The wheeling and dealing in the auto industry has gone into high gear. Last year's megamerger of Daimler-Benz and Chrysler began the process of consolidation, but it was always just a matter of time. The world cannot support 40 automakers. Manufacturers already have the facilities to make 20 million cars more than the market can absorb each year, and India and China are expected to push their own national champions in the coming years. One study estimates that overcapacity and inefficient supply and distribution chains cost automakers $130 billion a year, a sum greater than the combined profits of the entire industry.
Transformation of the industry is inevitable. The cost of developing a new automobile from the ground up now exceeds $3 billion. Customers are getting choosier, and the need to anticipate future trends -- "smart" cars, green cars, minicars -- demands ever more research and development. In this increasingly competitive environment, economies of scale, expertise and global production and distribution networks will be essential to long-term survival. Within a few years, there will be less than half the number of current automakers. Mr. Hiroshi Okuda, the president of Toyota Motors, envisions a world of five or six manufacturers. Toyota and Honda are almost certain to be among them, but beyond that, anything can happen.
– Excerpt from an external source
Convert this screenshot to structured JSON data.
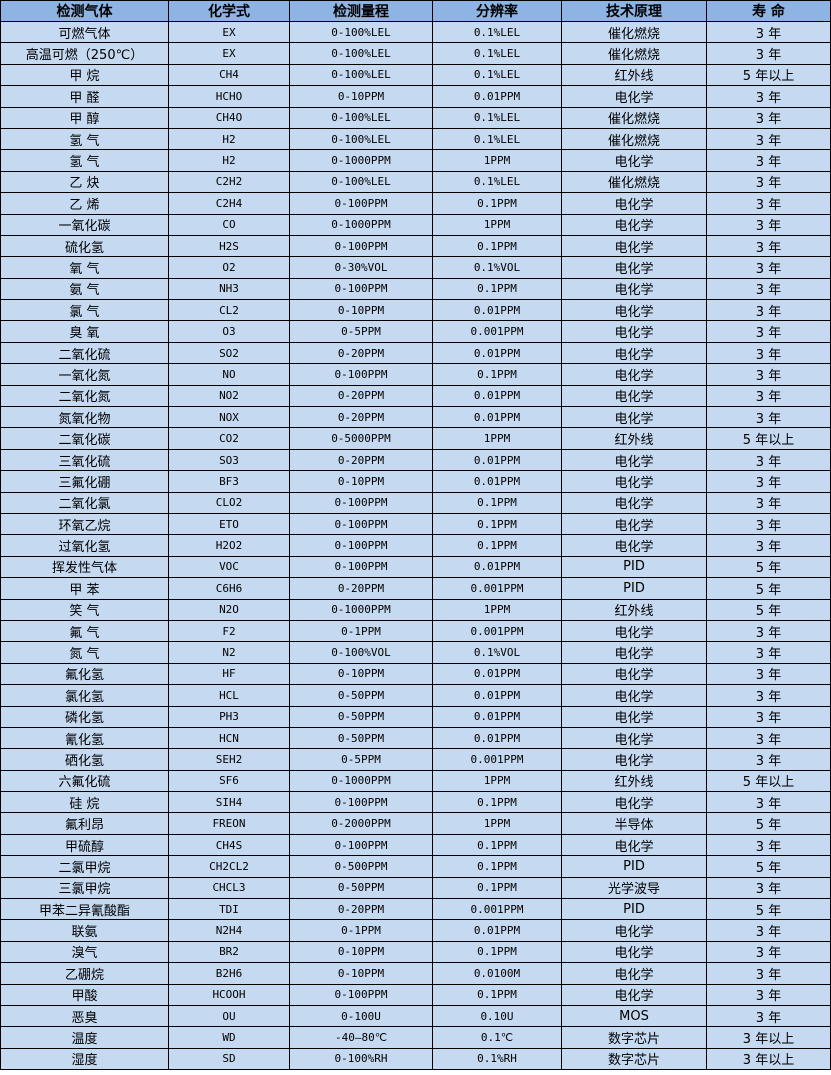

In the wake of the DaimlerChrysler merger, Ford has agreed to buy the cars division of Volvo, Volvo is negotiating the purchase of Scania, the Swedish heavy-truck maker, and General Motors has virtually taken over Saab while increasing its stakes in Isuzu Motor Co. and Suzuki. The big questions now concern the fate of such manufacturers as Fiat, Peugeot, Renault, Nissan and Mitsubishi Motor Corp.